第二十話 第十七部 由紀はやっぱり
由紀「ナイスピッチング、さすが亜弓だね。」
亜弓「ありがとうね。打たせて取るピッチングもうまくいけるみたいだったから良かった。」
友亀「だけど日高、次からはいつも通り、三振を取りに行くピッチングに切り替えるぞ。なんといっても日高の持ち味はその奪三振なんだから。」
亜弓「わかりました。」
私は返事をして水筒に手をだした。そして口に含みながらマウンドの投手を見る。
由紀「いってきます。」
海鳳「おう、先頭からぶちかましてくれよー!」
バシン!
瑞華「ナイスボール!」
急速は高校生にしては…平均なのだろうか。120台の直球に見える。だけど…何か不思議な感じがする。このピッチャー、何かありそうな気がする。
由紀「(スロータイプのピッチャーね、しっかりとひきつけて叩ければいつものようにヒットを打つことができる。)」
瑞華「セカン!」
シュゴォオオ バシン!
一条「ナイスキャッチャー!」
沖田「おいおいやべーじゃないか、あのキャッチャーめっちゃ肩良くないか?」
たしかにあの瑞華の送球は尋常ではない。だけどキャッチャーは肩が良いだけではやっていけない。どんなリードと守備を見せてくれるのだろうか。
由紀「お願いします。」
由紀がバッターボックスに入る。最初は左打席、由紀は深呼吸をして投手を見る。由紀の集中力はやっぱりすごいものだった。

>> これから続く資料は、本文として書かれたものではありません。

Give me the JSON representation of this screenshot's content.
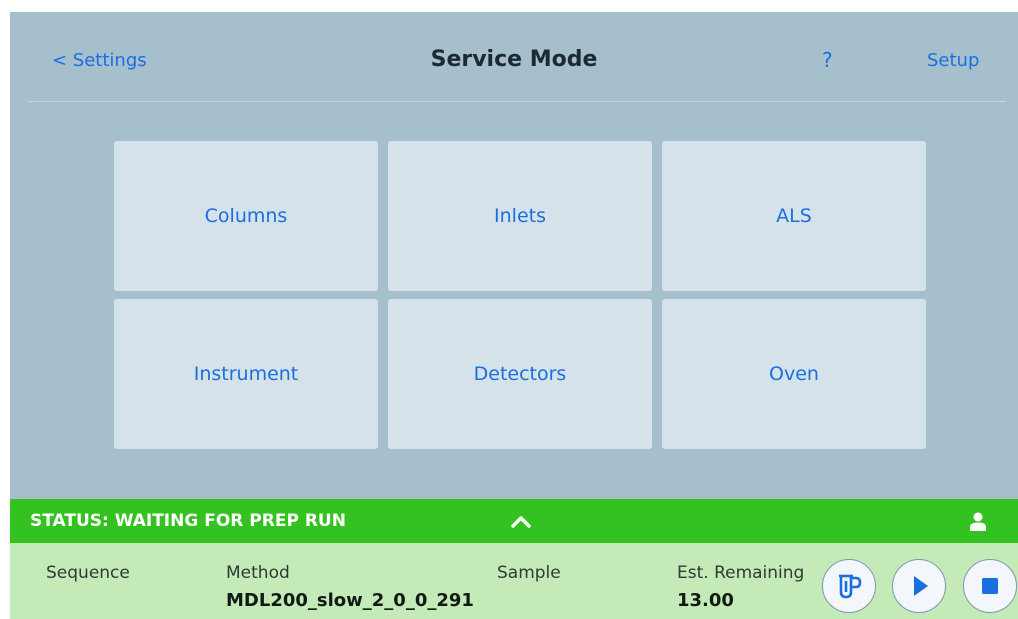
{
  "header": {
    "back_label": "< Settings",
    "title": "Service Mode",
    "help_label": "?",
    "setup_label": "Setup"
  },
  "tiles": [
    {
      "label": "Columns"
    },
    {
      "label": "Inlets"
    },
    {
      "label": "ALS"
    },
    {
      "label": "Instrument"
    },
    {
      "label": "Detectors"
    },
    {
      "label": "Oven"
    }
  ],
  "status": {
    "text": "STATUS: WAITING FOR PREP RUN",
    "color": "#34c221"
  },
  "info": {
    "sequence_label": "Sequence",
    "method_label": "Method",
    "method_value": "MDL200_slow_2_0_0_291",
    "sample_label": "Sample",
    "remaining_label": "Est. Remaining",
    "remaining_value": "13.00"
  },
  "icons": {
    "prep": "prep-run-icon",
    "play": "play-icon",
    "stop": "stop-icon",
    "chevron": "chevron-up-icon",
    "user": "user-icon"
  },
  "colors": {
    "background": "#a5bfcc",
    "tile": "#d5e2e9",
    "link": "#1a6fe0",
    "info_bar": "#c4eab8",
    "control_icon": "#1a6fe0"
  }
}
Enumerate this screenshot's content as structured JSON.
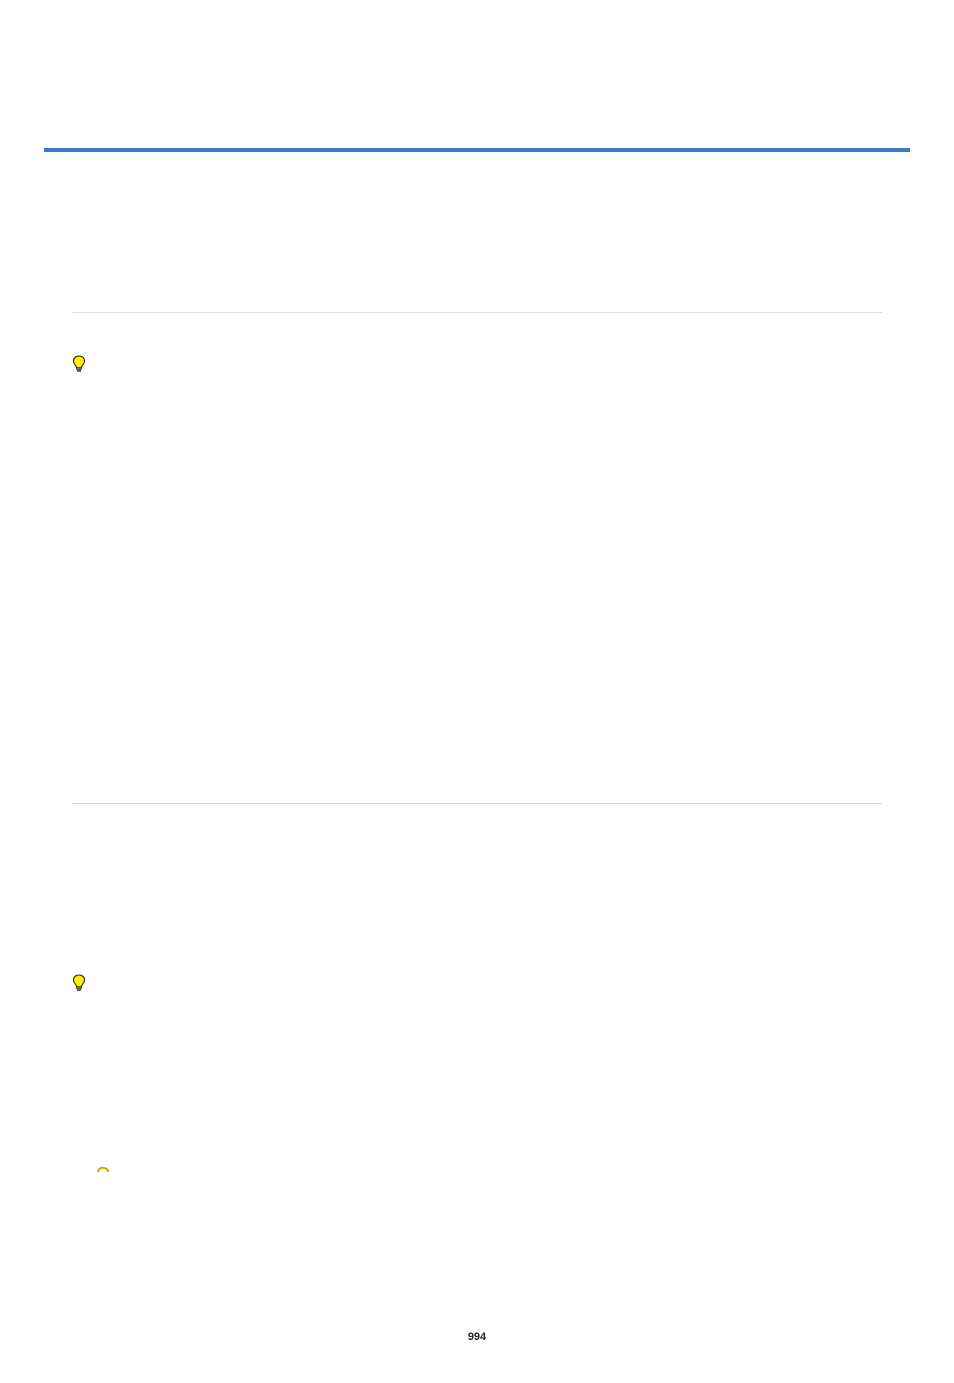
{
  "page": {
    "number": "994"
  },
  "icons": {
    "tip1": "lightbulb-icon",
    "tip2": "lightbulb-icon",
    "note_partial": "note-ring-icon"
  }
}
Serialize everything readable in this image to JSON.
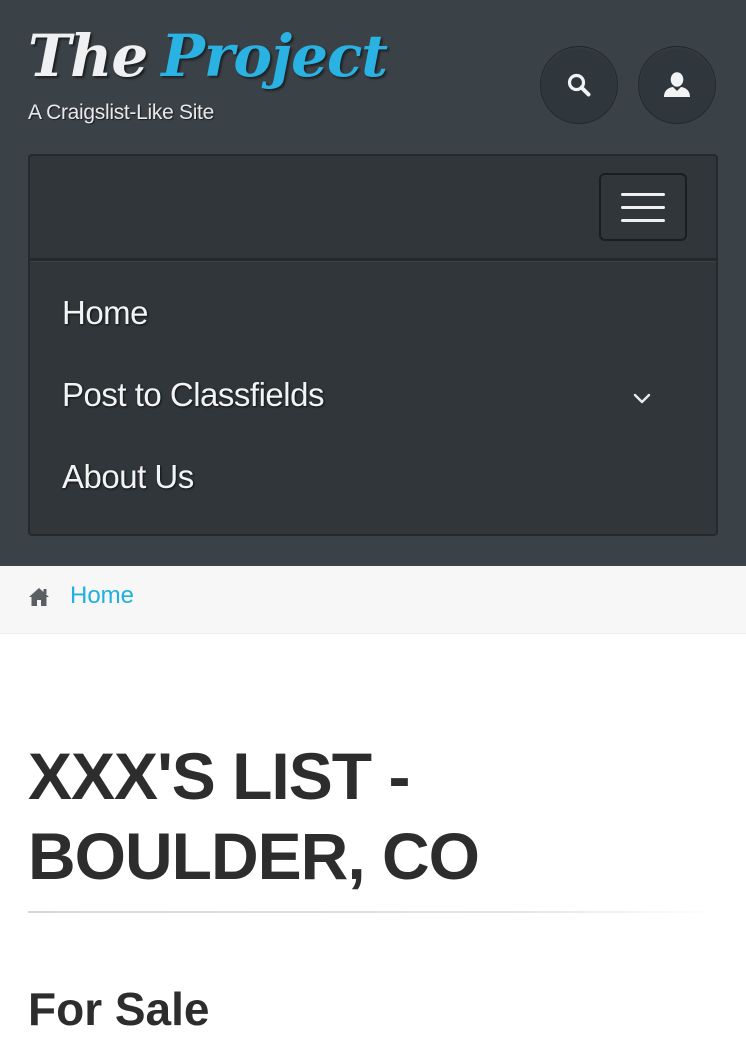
{
  "logo": {
    "word1": "The",
    "word2": "Project",
    "tagline": "A Craigslist-Like Site"
  },
  "header_buttons": {
    "search_icon": "search-icon",
    "user_icon": "user-icon"
  },
  "nav": {
    "toggle_icon": "hamburger-icon",
    "items": [
      {
        "label": "Home"
      },
      {
        "label": "Post to Classfields",
        "has_dropdown": true
      },
      {
        "label": "About Us"
      }
    ]
  },
  "breadcrumb": {
    "icon": "home-icon",
    "label": "Home"
  },
  "main": {
    "title_line1": "XXX'S LIST -",
    "title_line2": "BOULDER, CO",
    "section_heading": "For Sale"
  },
  "colors": {
    "header_bg": "#3b4247",
    "nav_bg": "#30363a",
    "accent": "#1fb1de",
    "logo_accent": "#29b2e2",
    "breadcrumb_bg": "#f7f7f7",
    "heading_text": "#2d2d2d"
  }
}
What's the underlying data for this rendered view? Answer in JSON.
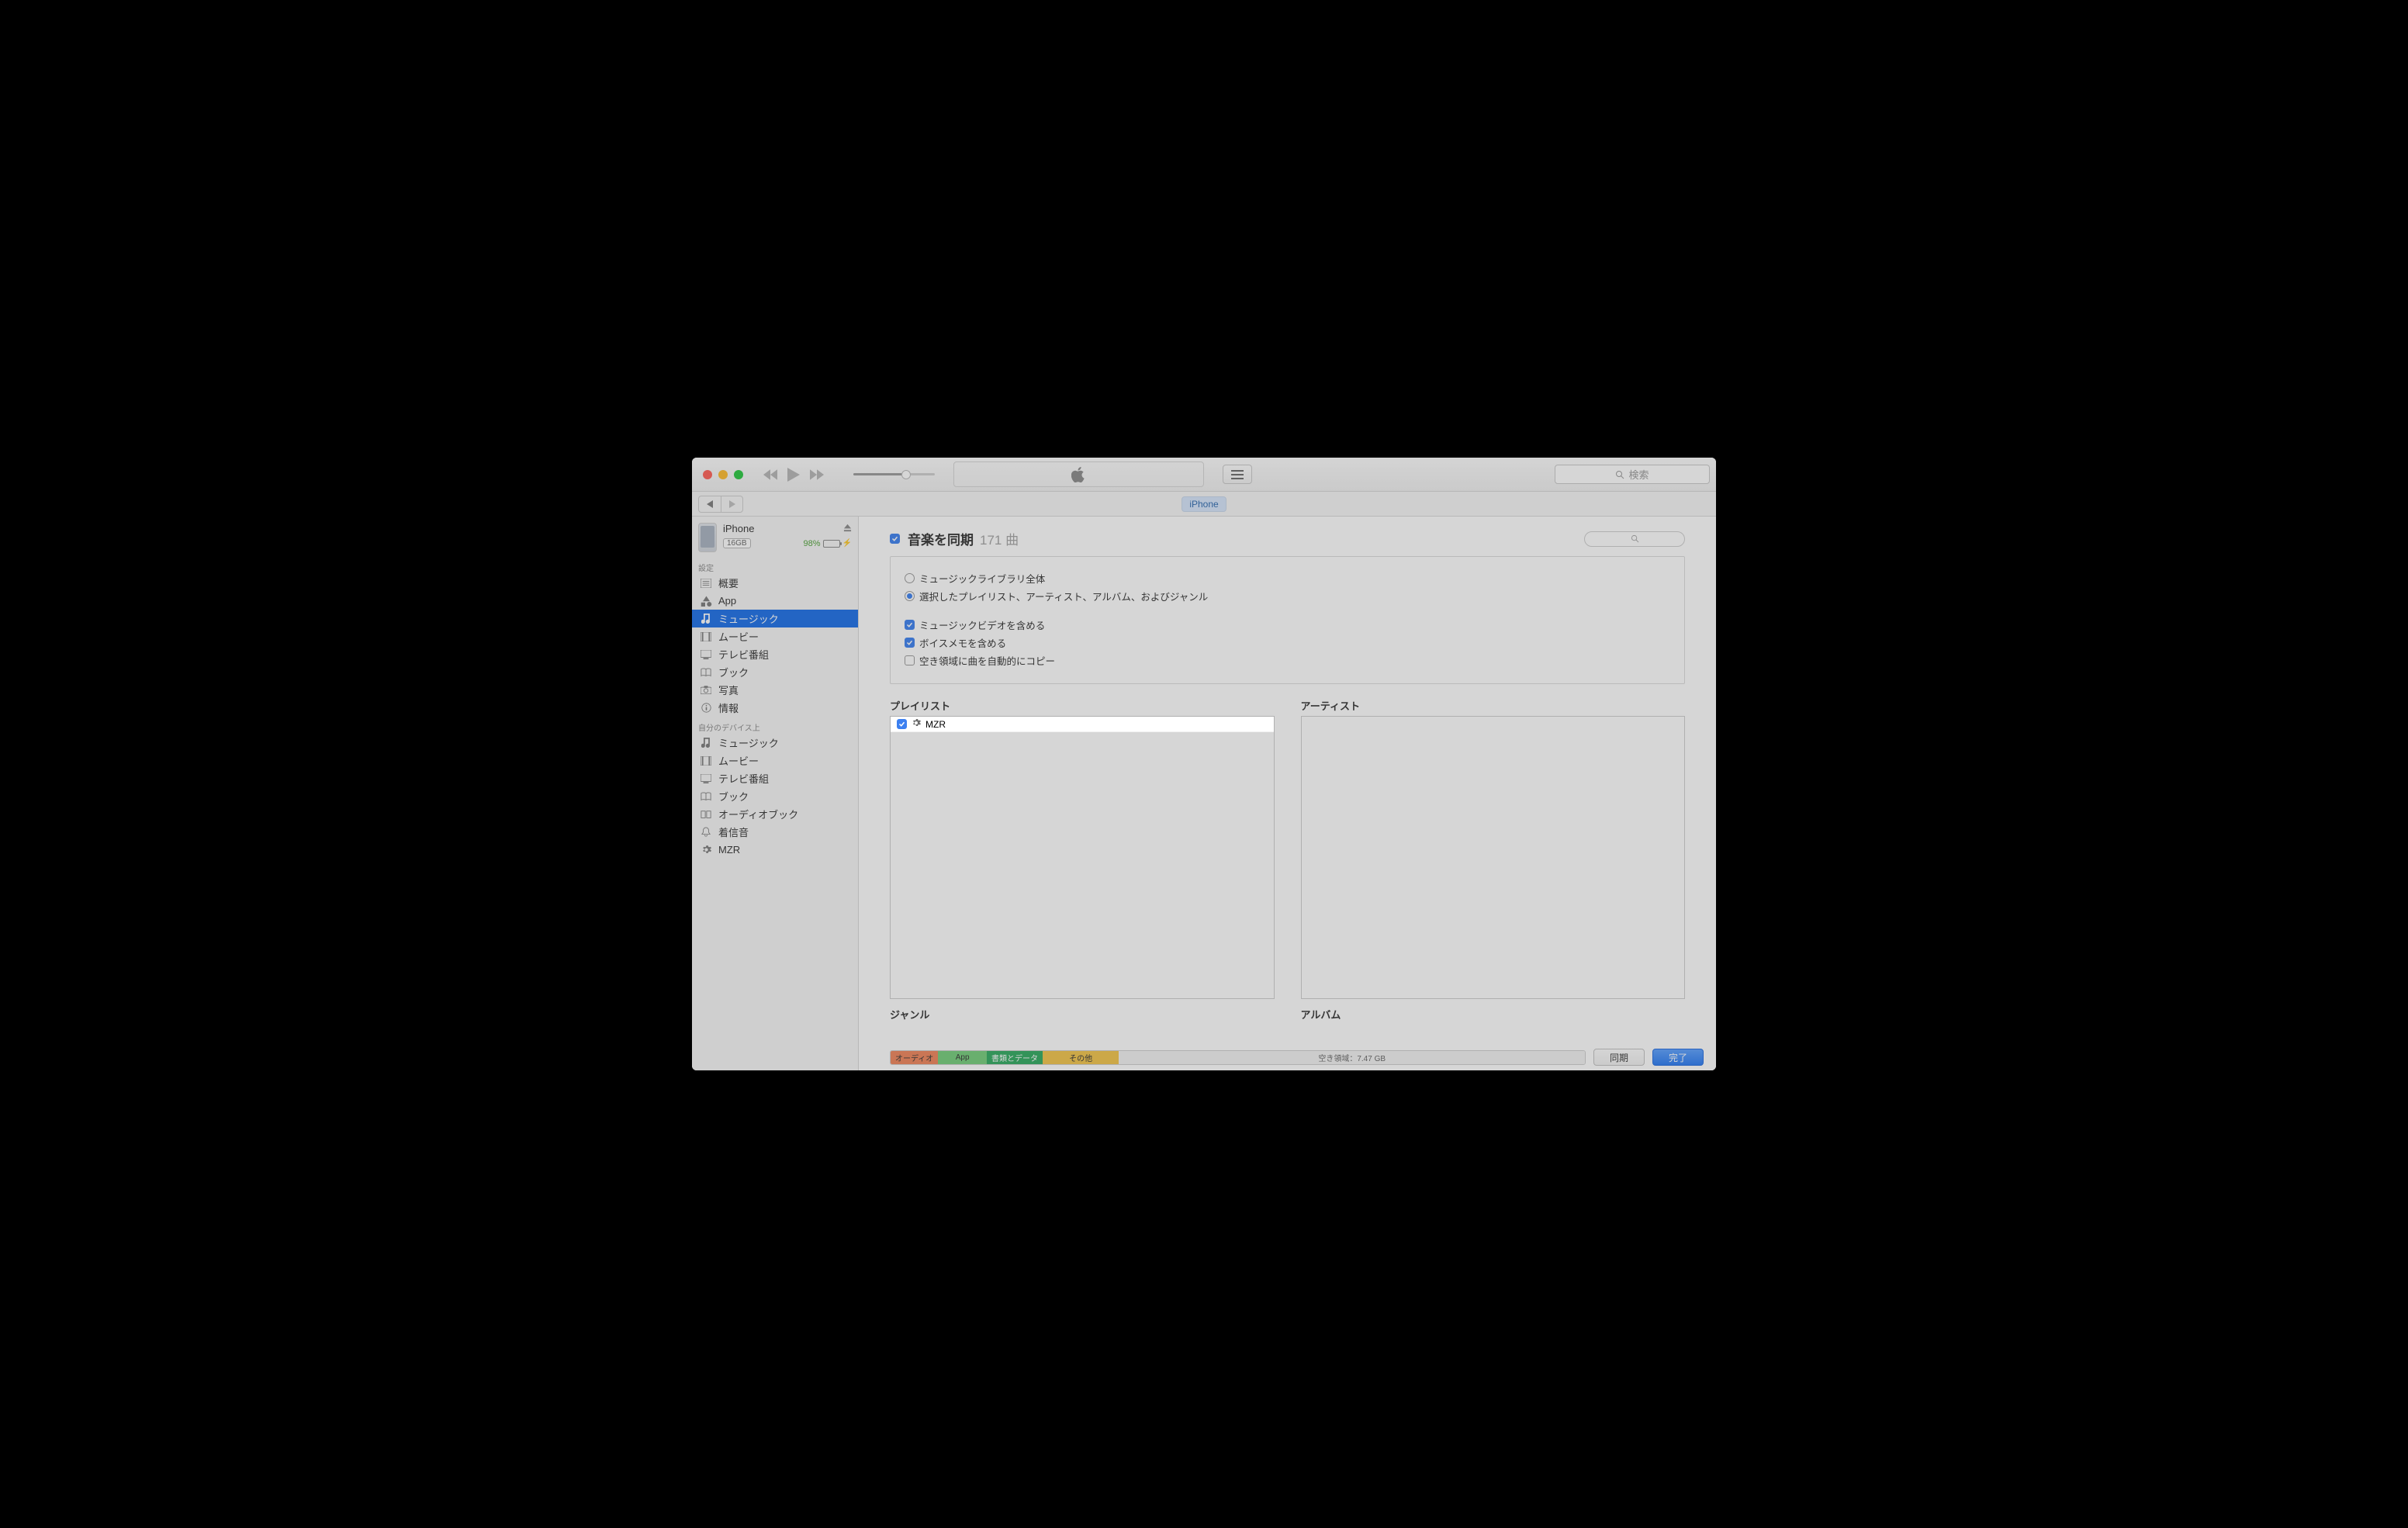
{
  "toolbar": {
    "search_placeholder": "検索",
    "device_chip": "iPhone"
  },
  "sidebar": {
    "device": {
      "name": "iPhone",
      "storage": "16GB",
      "battery_pct": "98%"
    },
    "group_settings": {
      "header": "設定",
      "items": [
        "概要",
        "App",
        "ミュージック",
        "ムービー",
        "テレビ番組",
        "ブック",
        "写真",
        "情報"
      ]
    },
    "group_device": {
      "header": "自分のデバイス上",
      "items": [
        "ミュージック",
        "ムービー",
        "テレビ番組",
        "ブック",
        "オーディオブック",
        "着信音",
        "MZR"
      ]
    }
  },
  "main": {
    "sync_title": "音楽を同期",
    "sync_count": "171 曲",
    "radio": {
      "all": "ミュージックライブラリ全体",
      "selected": "選択したプレイリスト、アーティスト、アルバム、およびジャンル"
    },
    "options": {
      "include_mv": "ミュージックビデオを含める",
      "include_voice": "ボイスメモを含める",
      "autofill": "空き領域に曲を自動的にコピー"
    },
    "panels": {
      "playlists": "プレイリスト",
      "artists": "アーティスト",
      "genres": "ジャンル",
      "albums": "アルバム"
    },
    "playlist_items": [
      {
        "name": "MZR",
        "checked": true
      }
    ]
  },
  "footer": {
    "capacity": {
      "audio": "オーディオ",
      "app": "App",
      "docs": "書類とデータ",
      "other": "その他",
      "free": "空き領域：7.47 GB"
    },
    "sync_btn": "同期",
    "done_btn": "完了"
  }
}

瑞華「(とにかく厳しいコースをついていかないとこのバッターは抑えることができない。まずコーナーギリギリを攻めていくよ!)」
サインに頷き、投手が足を上げる。あの酒井投手はどんなピッチングを見せるのだろうか。
シュッ グググッ
池之宮「スローカーブ!」
由紀「(限界まで…ひきつけて。無理に引っ張らずに。)」
由紀がしっかりとタイミングを合わせてボールを見ている。いや、もしかしてボールは見ずに足でタイミングを計っているのだろうか。
石出「(なんだこのバッターは…。)」
ギィイイン!!!
由紀「っしゃ!」
打球は三遊間を軽く超えてレフト前へと飛ばしていった。いきなりヒットを打つなんて…なんて人なのだろうか。いや、もうこれは由紀だから当たり前のようにこなしてくれる。さすが由紀だ。